A Reflection, A Reminder and A Recipe

"The joy of life consists in the exercise of one's energies, continual growth, constant change, the enjoyment of every new experience. To stop means simply to die. The eternal mistake of mankind is to set up an attainable ideal."

-Aleister Crowley-

This summer I’ve spent quite a few nights at the old family farm house.  In the backyard, my Dad has been nursing two tomato plants.  Even with all of his tender love and care, specifically spending his time to make sure he’d have bright, red and juicy tomatoes to put on the dinner table, the plant that’s producing the most fruit is the one left alone in a bucket by the window.  All summer he’s left it untouched, thinking that by properly caring for the other two plants, it would mean they’d develop the most successful fruits.  But all he needed to do for the other two was initially cultivate the seeds, give them a kiss of water, a hug of sunshine, pat the soil and whisper “You’re on your own now; learn how to grow strong stems and flavorful fruit.  I will be here when you go through a storm or a drought, to help rebuild and replant; but for now, trust in your strength and the strength of your creator to meaningfully fulfill your purpose as a tomato plant.”

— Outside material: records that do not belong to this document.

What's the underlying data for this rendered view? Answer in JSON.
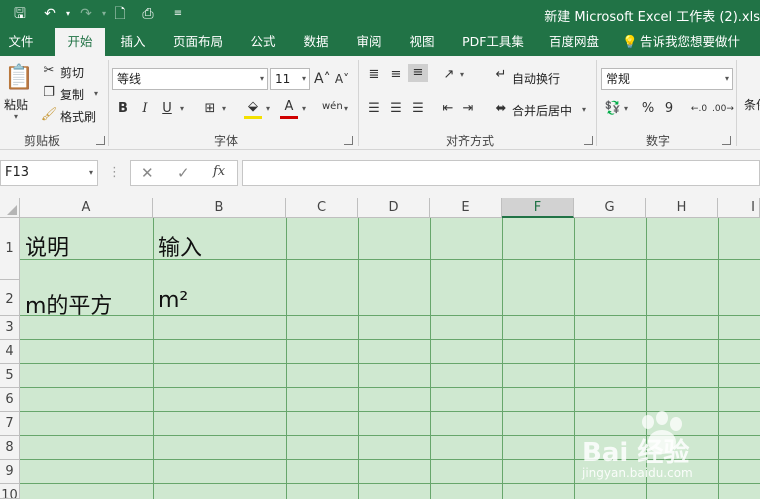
{
  "titlebar": {
    "title": "新建 Microsoft Excel 工作表 (2).xls"
  },
  "tabs": [
    {
      "label": "文件"
    },
    {
      "label": "开始"
    },
    {
      "label": "插入"
    },
    {
      "label": "页面布局"
    },
    {
      "label": "公式"
    },
    {
      "label": "数据"
    },
    {
      "label": "审阅"
    },
    {
      "label": "视图"
    },
    {
      "label": "PDF工具集"
    },
    {
      "label": "百度网盘"
    },
    {
      "label": "告诉我您想要做什么..."
    }
  ],
  "ribbon": {
    "clipboard": {
      "paste": "粘贴",
      "cut": "剪切",
      "copy": "复制",
      "format_painter": "格式刷",
      "label": "剪贴板"
    },
    "font": {
      "name": "等线",
      "size": "11",
      "bold": "B",
      "italic": "I",
      "underline": "U",
      "label": "字体"
    },
    "alignment": {
      "wrap": "自动换行",
      "merge": "合并后居中",
      "label": "对齐方式"
    },
    "number": {
      "format": "常规",
      "percent": "%",
      "comma": "9",
      "label": "数字"
    },
    "styles": {
      "conditional": "条件"
    }
  },
  "formula_bar": {
    "name_box": "F13",
    "formula": "",
    "fx": "fx"
  },
  "columns": [
    "A",
    "B",
    "C",
    "D",
    "E",
    "F",
    "G",
    "H",
    "I"
  ],
  "rows": [
    "1",
    "2",
    "3",
    "4",
    "5",
    "6",
    "7",
    "8",
    "9",
    "10"
  ],
  "cells": {
    "A1": "说明",
    "B1": "输入",
    "A2": "m的平方",
    "B2": "m²"
  },
  "watermark": {
    "brand": "Bai  经验",
    "url": "jingyan.baidu.com"
  },
  "colors": {
    "accent": "#217346",
    "grid_fill": "#cfe8d0",
    "grid_line": "#67a66b"
  }
}
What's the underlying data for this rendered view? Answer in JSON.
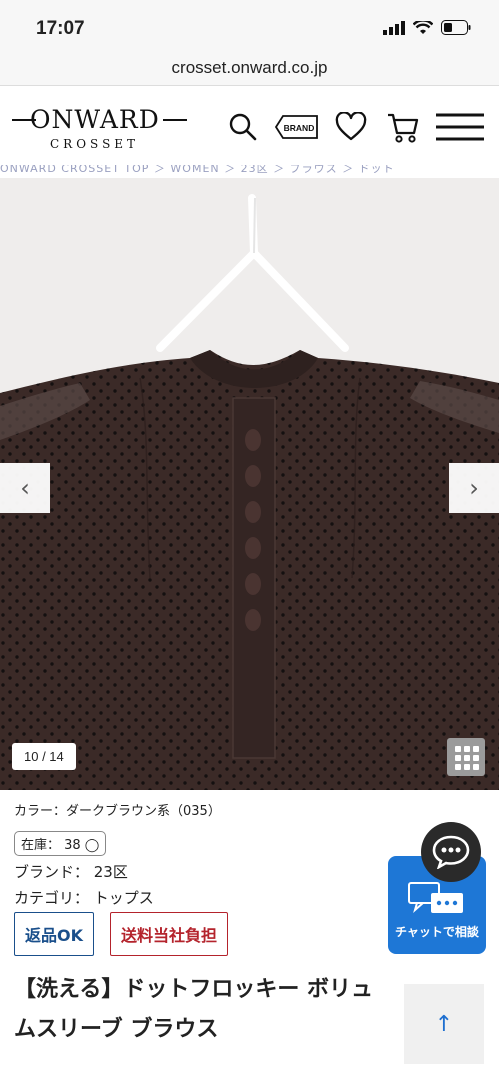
{
  "status_bar": {
    "time": "17:07"
  },
  "browser": {
    "url": "crosset.onward.co.jp"
  },
  "header": {
    "logo_main": "ONWARD",
    "logo_sub": "CROSSET",
    "brand_badge": "BRAND",
    "icons": [
      "search-icon",
      "brand-icon",
      "heart-icon",
      "cart-icon",
      "menu-icon"
    ]
  },
  "breadcrumb": "ONWARD CROSSET TOP ＞ WOMEN ＞ 23区 ＞ ブラウス ＞ ドット",
  "gallery": {
    "counter": "10 / 14",
    "prev": "‹",
    "next": "›"
  },
  "product": {
    "color": "カラー：ダークブラウン系（035）",
    "stock": "在庫： 38 ◯",
    "brand": "ブランド： 23区",
    "category": "カテゴリ： トップス",
    "tag_return": "返品OK",
    "tag_shipping": "送料当社負担",
    "title_line1": "【洗える】ドットフロッキー ボリュ",
    "title_line2": "ムスリーブ ブラウス"
  },
  "chat": {
    "label": "チャットで相談"
  },
  "to_top": "↑",
  "colors": {
    "accent_blue": "#1e77d6",
    "return_blue": "#1a4f8b",
    "ship_red": "#b4232c",
    "blouse": "#3b2a27"
  }
}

So what do tomato plants have to do with summer time besides how good they taste on a homemade pizza? Personal growth can’t be gained when someone does all of the work for you.  To truly flourish, you need to let go of the nourishment from your parents and your other crutches in life; you must find what makes you buzz, come alive and continuously produce fruit even when you must go through those inevitable transitional periods of drought.  The transition from childhood to adulthood isn’t easy, and the easiness of always running to your parents for money or asking them to make decisions for you will never allow you to develop your own unique fruit.  Neither will staying indoors watching re-runs of Boy Meets World and Mythbusters allow you room to grow when you’re cut off from the sunlight begging you to explore outside and see how you can spread your fruit to others. Save those Netflix marathons for a stormy night after a long day of work.

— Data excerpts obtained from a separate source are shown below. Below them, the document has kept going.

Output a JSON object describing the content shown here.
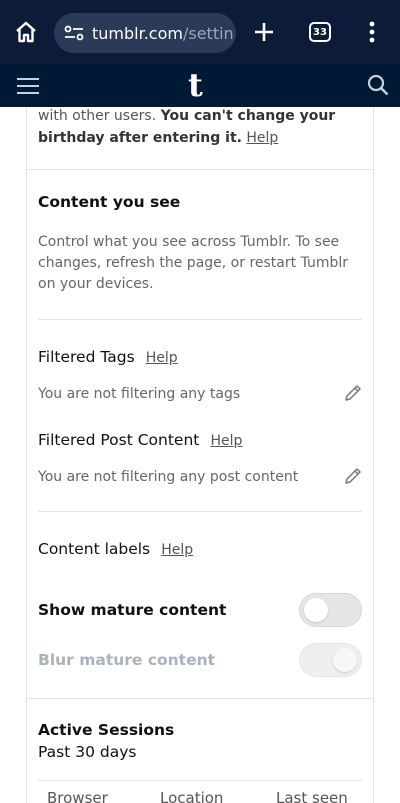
{
  "browser": {
    "url_host": "tumblr.com",
    "url_path": "/settin",
    "tab_count": "33"
  },
  "birthday": {
    "text_plain": "with other users. ",
    "text_bold": "You can't change your birthday after entering it.",
    "help": "Help"
  },
  "content_you_see": {
    "heading": "Content you see",
    "description": "Control what you see across Tumblr. To see changes, refresh the page, or restart Tumblr on your devices."
  },
  "filtered_tags": {
    "label": "Filtered Tags",
    "help": "Help",
    "status": "You are not filtering any tags"
  },
  "filtered_post_content": {
    "label": "Filtered Post Content",
    "help": "Help",
    "status": "You are not filtering any post content"
  },
  "content_labels": {
    "label": "Content labels",
    "help": "Help",
    "show_mature": {
      "label": "Show mature content",
      "on": false
    },
    "blur_mature": {
      "label": "Blur mature content",
      "on": true,
      "disabled": true
    }
  },
  "active_sessions": {
    "heading": "Active Sessions",
    "subheading": "Past 30 days",
    "columns": [
      "Browser",
      "Location",
      "Last seen"
    ]
  },
  "colors": {
    "browser_chrome": "#0b1b38",
    "tumblr_nav": "#001935",
    "text_muted": "#666666",
    "disabled_text": "#a8b3bb"
  }
}
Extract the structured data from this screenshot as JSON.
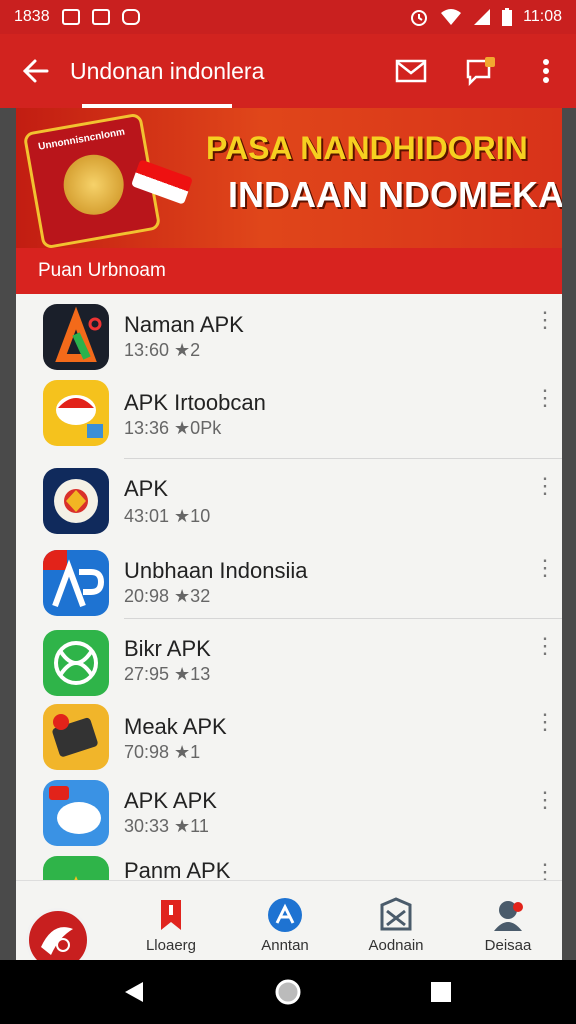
{
  "status_bar": {
    "left_text": "1838",
    "time": "11:08",
    "icons": [
      "image-icon",
      "photo-icon",
      "app-icon",
      "alarm-icon",
      "wifi-icon",
      "signal-icon",
      "battery-icon"
    ]
  },
  "toolbar": {
    "back_icon": "arrow-left-icon",
    "title": "Undonan indonlera",
    "actions": [
      "mail-icon",
      "message-icon",
      "more-vert-icon"
    ]
  },
  "banner": {
    "line1": "PASA NANDHIDORIN",
    "line2": "INDAAN NDOMEKA",
    "card_label": "Unnonnisncnlonm"
  },
  "section_title": "Puan Urbnoam",
  "apps": [
    {
      "name": "Naman APK",
      "meta": "13:60 ★2",
      "icon": "letter-a-icon"
    },
    {
      "name": "APK Irtoobcan",
      "meta": "13:36 ★0Pk",
      "icon": "flag-bird-icon"
    },
    {
      "name": "APK",
      "meta": "43:01 ★10",
      "icon": "garuda-icon"
    },
    {
      "name": "Unbhaan Indonsiia",
      "meta": "20:98 ★32",
      "icon": "ap-icon"
    },
    {
      "name": "Bikr APK",
      "meta": "27:95 ★13",
      "icon": "green-knot-icon"
    },
    {
      "name": "Meak APK",
      "meta": "70:98 ★1",
      "icon": "device-icon"
    },
    {
      "name": "APK APK",
      "meta": "30:33 ★11",
      "icon": "cloud-bird-icon"
    },
    {
      "name": "Panm APK",
      "meta": "",
      "icon": "letter-a-green-icon"
    }
  ],
  "bottom_nav": [
    {
      "label": "Lloaerg",
      "icon": "bookmark-icon"
    },
    {
      "label": "Anntan",
      "icon": "search-icon"
    },
    {
      "label": "Aodnain",
      "icon": "map-icon"
    },
    {
      "label": "Deisaa",
      "icon": "person-icon"
    }
  ],
  "colors": {
    "primary": "#d2231f",
    "status_bar": "#c9201f",
    "sheet_bg": "#f4f4f2",
    "banner_yellow": "#f6d020"
  }
}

Now that I’m back in a vulnerable state of transition again, the tomato plants left untouched in the bucket are a reminder of the gift my parents gave me: support, solitude, and space to grow.  It’s when we leave old areas of comfort, enter the scariness of the world outside of the window and trust in the unknown that we’ll truly learn how to consistently produce fruits in the present and cultivate our own seeds in the future.  To find your path which will lead you to produce healthy and hearty tomatoes, you must be willing to let go of what pulls you down and drags you back to unhealthy pasts and habits.  Be still; be present. Water your soul; rest in the light.

Fresh Margherita Pizza

1 frozen pizza crust (recommend Augustine’s)
2 tbsp olive oil
1/2 bag shredded mozzarella
1/4 cup grated parmesan
2 vine-ripened tomatoes
1/2 vidalia onion, sliced
10 leaves of fresh basil
2 cloves of garlic
salt & pepper to taste

Sprinkle the crust with part of the olive oil and top with the mozzarella.  Evenly spread out the tomatoes, onions, basil and garlic on top of the mozzarella.  Add the sprinkle cheese, salt and pepper to the pizza toppings and top off with the remaining olive oil.

Bake in oven for 10-15 minutes at 400 degrees F.

Galatians 5: 22-23 “But the fruit of the Spirit is love, joy, peace, forbearance, kindness, goodness, faithfulness, 23 gentleness and self-control. Against such things there is no law.”